Referring to companies such as Facebook Inc (FB.O) and Twitter Inc(TWTR.N), Trump, a Republican, told the Daily Caller in an interview conducted on Tuesday "I think they already have" interfered in the Nov. 6 election.
The report gave no other details.
Trump's accusation added to recent charges he and Republican lawmakers have made of political bias against conservatives by social media companies and search engines.
"The true interference in the last election was that — if you look at all, virtually all of those companies are super liberal companies in favor of Hillary Clinton," he said, referring to his Democratic opponent in the 2016 presidential election.

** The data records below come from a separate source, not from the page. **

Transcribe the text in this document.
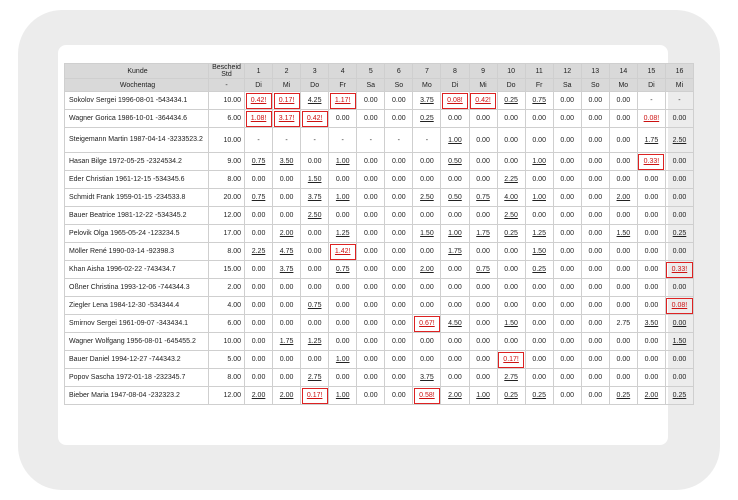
Kunde	Bescheid Std	1	2	3	4	5	6	7	8	9	10	11	12	13	14	15	16
Wochentag	-	Di	Mi	Do	Fr	Sa	So	Mo	Di	Mi	Do	Fr	Sa	So	Mo	Di	Mi
Sokolov Sergei 1996-08-01 -543434.1	10.00	0.42!	0.17!	4.25	1.17!	0.00	0.00	3.75	0.08!	0.42!	0.25	0.75	0.00	0.00	0.00	-	-
Wagner Gorica 1986-10-01 -364434.6	6.00	1.08!	3.17!	0.42!	0.00	0.00	0.00	0.25	0.00	0.00	0.00	0.00	0.00	0.00	0.00	0.08!	0.00
Steigemann Martin 1987-04-14 -3233523.2	10.00	-	-	-	-	-	-	-	1.00	0.00	0.00	0.00	0.00	0.00	0.00	1.75	2.50
Hasan Bilge 1972-05-25 -2324534.2	9.00	0.75	3.50	0.00	1.00	0.00	0.00	0.00	0.50	0.00	0.00	1.00	0.00	0.00	0.00	0.33!	0.00
Eder Christian 1961-12-15 -534345.6	8.00	0.00	0.00	1.50	0.00	0.00	0.00	0.00	0.00	0.00	2.25	0.00	0.00	0.00	0.00	0.00	0.00
Schmidt Frank 1959-01-15 -234533.8	20.00	0.75	0.00	3.75	1.00	0.00	0.00	2.50	0.50	0.75	4.00	1.00	0.00	0.00	2.00	0.00	0.00
Bauer Beatrice 1981-12-22 -534345.2	12.00	0.00	0.00	2.50	0.00	0.00	0.00	0.00	0.00	0.00	2.50	0.00	0.00	0.00	0.00	0.00	0.00
Pelovik Olga 1965-05-24 -123234.5	17.00	0.00	2.00	0.00	1.25	0.00	0.00	1.50	1.00	1.75	0.25	1.25	0.00	0.00	1.50	0.00	0.25
Möller René 1990-03-14 -92398.3	8.00	2.25	4.75	0.00	1.42!	0.00	0.00	0.00	1.75	0.00	0.00	1.50	0.00	0.00	0.00	0.00	0.00
Khan Aisha 1996-02-22 -743434.7	15.00	0.00	3.75	0.00	0.75	0.00	0.00	2.00	0.00	0.75	0.00	0.25	0.00	0.00	0.00	0.00	0.33!
Oßner Christina 1993-12-06 -744344.3	2.00	0.00	0.00	0.00	0.00	0.00	0.00	0.00	0.00	0.00	0.00	0.00	0.00	0.00	0.00	0.00	0.00
Ziegler Lena 1984-12-30 -534344.4	4.00	0.00	0.00	0.75	0.00	0.00	0.00	0.00	0.00	0.00	0.00	0.00	0.00	0.00	0.00	0.00	0.08!
Smirnov Sergei 1961-09-07 -343434.1	6.00	0.00	0.00	0.00	0.00	0.00	0.00	0.67!	4.50	0.00	1.50	0.00	0.00	0.00	2.75	3.50	0.00
Wagner Wolfgang 1956-08-01 -645455.2	10.00	0.00	1.75	1.25	0.00	0.00	0.00	0.00	0.00	0.00	0.00	0.00	0.00	0.00	0.00	0.00	1.50
Bauer Daniel 1994-12-27 -744343.2	5.00	0.00	0.00	0.00	1.00	0.00	0.00	0.00	0.00	0.00	0.17!	0.00	0.00	0.00	0.00	0.00	0.00
Popov Sascha 1972-01-18 -232345.7	8.00	0.00	0.00	2.75	0.00	0.00	0.00	3.75	0.00	0.00	2.75	0.00	0.00	0.00	0.00	0.00	0.00
Bieber Maria 1947-08-04 -232323.2	12.00	2.00	2.00	0.17!	1.00	0.00	0.00	0.58!	2.00	1.00	0.25	0.25	0.00	0.00	0.25	2.00	0.25
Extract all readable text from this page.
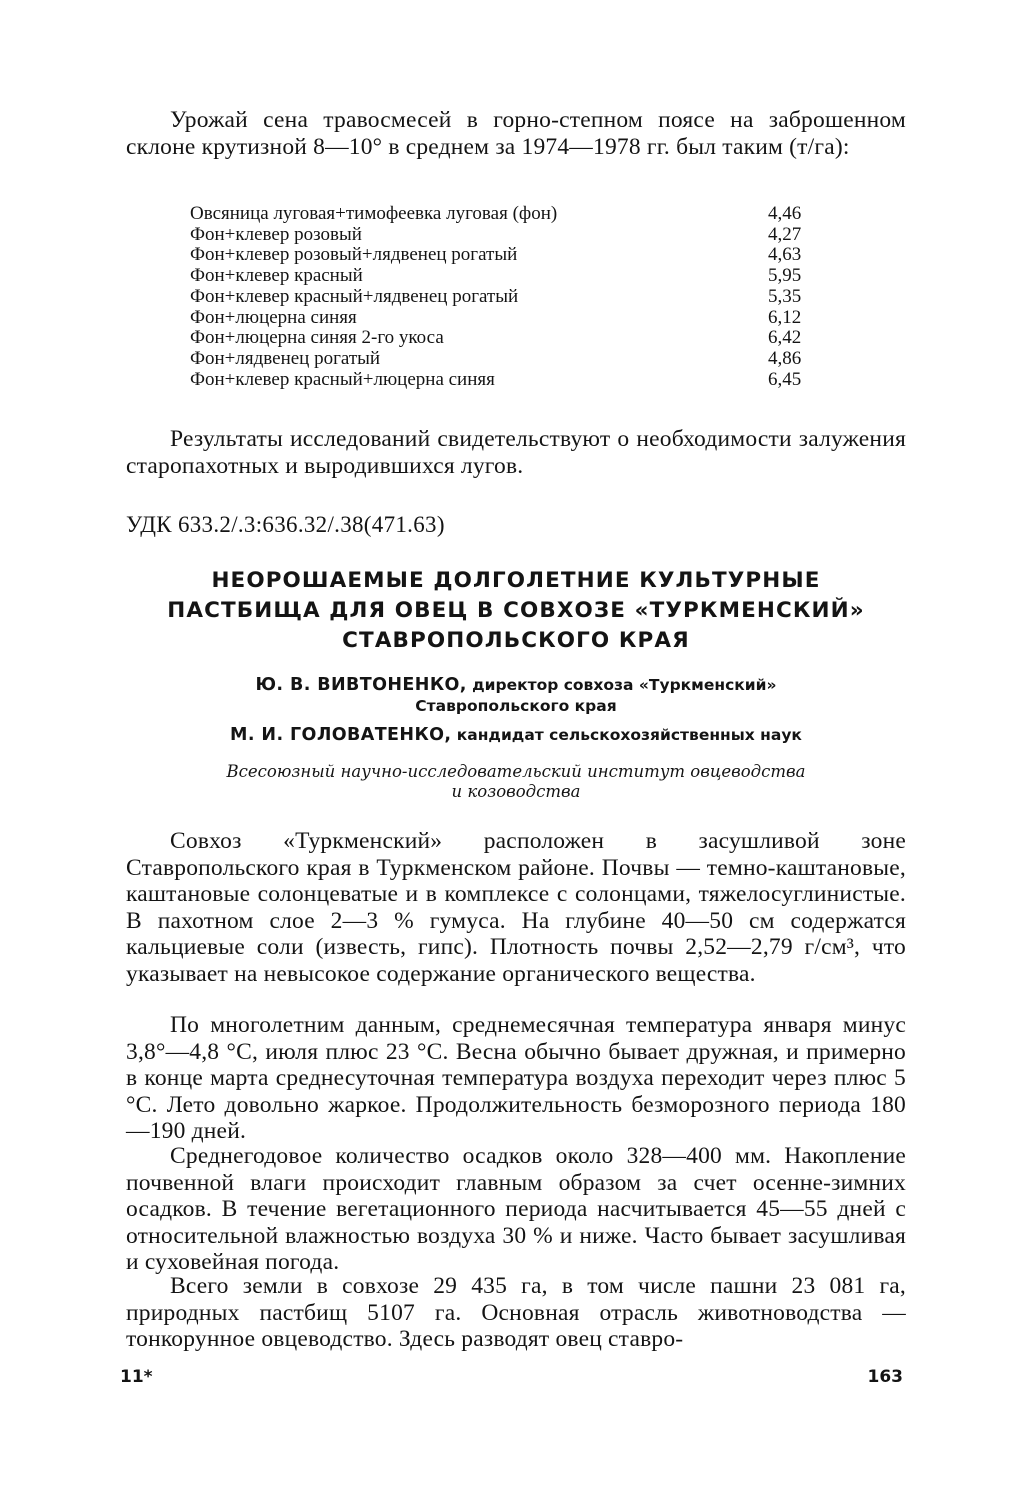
Урожай сена травосмесей в горно-степном поясе на заброшенном склоне крутизной 8—10° в среднем за 1974—1978 гг. был таким (т/га):

Овсяница луговая+тимофеевка луговая (фон)	4,46
Фон+клевер розовый	4,27
Фон+клевер розовый+лядвенец рогатый	4,63
Фон+клевер красный	5,95
Фон+клевер красный+лядвенец рогатый	5,35
Фон+люцерна синяя	6,12
Фон+люцерна синяя 2-го укоса	6,42
Фон+лядвенец рогатый	4,86
Фон+клевер красный+люцерна синяя	6,45

Результаты исследований свидетельствуют о необходимости залужения старопахотных и выродившихся лугов.

УДК 633.2/.3:636.32/.38(471.63)
НЕОРОШАЕМЫЕ ДОЛГОЛЕТНИЕ КУЛЬТУРНЫЕ
ПАСТБИЩА ДЛЯ ОВЕЦ В СОВХОЗЕ «ТУРКМЕНСКИЙ»
СТАВРОПОЛЬСКОГО КРАЯ
Ю. В. ВИВТОНЕНКО, директор совхоза «Туркменский»
Ставропольского края
М. И. ГОЛОВАТЕНКО, кандидат сельскохозяйственных наук
Всесоюзный научно-исследовательский институт овцеводства
и козоводства

Совхоз «Туркменский» расположен в засушливой зоне Ставропольского края в Туркменском районе. Почвы — темно-каштановые, каштановые солонцеватые и в комплексе с солонцами, тяжелосуглинистые. В пахотном слое 2—3 % гумуса. На глубине 40—50 см содержатся кальциевые соли (известь, гипс). Плотность почвы 2,52—2,79 г/см³, что указывает на невысокое содержание органического вещества.

По многолетним данным, среднемесячная температура января минус 3,8°—4,8 °С, июля плюс 23 °С. Весна обычно бывает дружная, и примерно в конце марта среднесуточная температура воздуха переходит через плюс 5 °С. Лето довольно жаркое. Продолжительность безморозного периода 180—190 дней.

Среднегодовое количество осадков около 328—400 мм. Накопление почвенной влаги происходит главным образом за счет осенне-зимних осадков. В течение вегетационного периода насчитывается 45—55 дней с относительной влажностью воздуха 30 % и ниже. Часто бывает засушливая и суховейная погода.

Всего земли в совхозе 29 435 га, в том числе пашни 23 081 га, природных пастбищ 5107 га. Основная отрасль животноводства — тонкорунное овцеводство. Здесь разводят овец ставро-

11*	163
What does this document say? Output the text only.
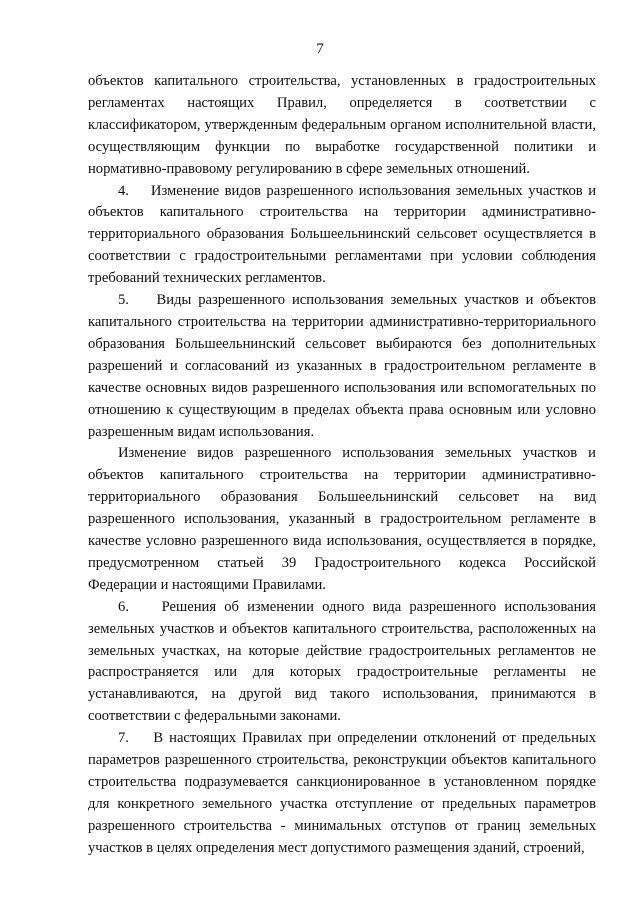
7

объектов капитального строительства, установленных в градостроительных регламентах настоящих Правил, определяется в соответствии с классификатором, утвержденным федеральным органом исполнительной власти, осуществляющим функции по выработке государственной политики и нормативно-правовому регулированию в сфере земельных отношений.

4.    Изменение видов разрешенного использования земельных участков и объектов капитального строительства на территории административно-территориального образования Большеельнинский сельсовет осуществляется в соответствии с градостроительными регламентами при условии соблюдения требований технических регламентов.

5.    Виды разрешенного использования земельных участков и объектов капитального строительства на территории административно-территориального образования Большеельнинский сельсовет выбираются без дополнительных разрешений и согласований из указанных в градостроительном регламенте в качестве основных видов разрешенного использования или вспомогательных по отношению к существующим в пределах объекта права основным или условно разрешенным видам использования.

Изменение видов разрешенного использования земельных участков и объектов капитального строительства на территории административно-территориального образования Большеельнинский сельсовет на вид разрешенного использования, указанный в градостроительном регламенте в качестве условно разрешенного вида использования, осуществляется в порядке, предусмотренном статьей 39 Градостроительного кодекса Российской Федерации и настоящими Правилами.

6.    Решения об изменении одного вида разрешенного использования земельных участков и объектов капитального строительства, расположенных на земельных участках, на которые действие градостроительных регламентов не распространяется или для которых градостроительные регламенты не устанавливаются, на другой вид такого использования, принимаются в соответствии с федеральными законами.

7.    В настоящих Правилах при определении отклонений от предельных параметров разрешенного строительства, реконструкции объектов капитального строительства подразумевается санкционированное в установленном порядке для конкретного земельного участка отступление от предельных параметров разрешенного строительства - минимальных отступов от границ земельных участков в целях определения мест допустимого размещения зданий, строений,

Google and other tech companies have denied political bias.
Republican lawmakers may raise issues of political bias in Wednesday's hearing in the Senate Intelligence Committee, where Facebook Chief Operating Officer Sheryl Sandberg and Twitter Chief Executive Jack Dorsey will testify.
The executives are expected to defend their companies against what lawmakers see as a failure to combat foreign efforts to influence U.S. politics.
U.S. intelligence agencies have concluded that Russia interfered in the 2016 campaign with the aim of tilting the election in Trump's favor, a finding that Moscow has denied.
The United States also has said foreign entities continue to attempt to sow discord in the U.S. political system.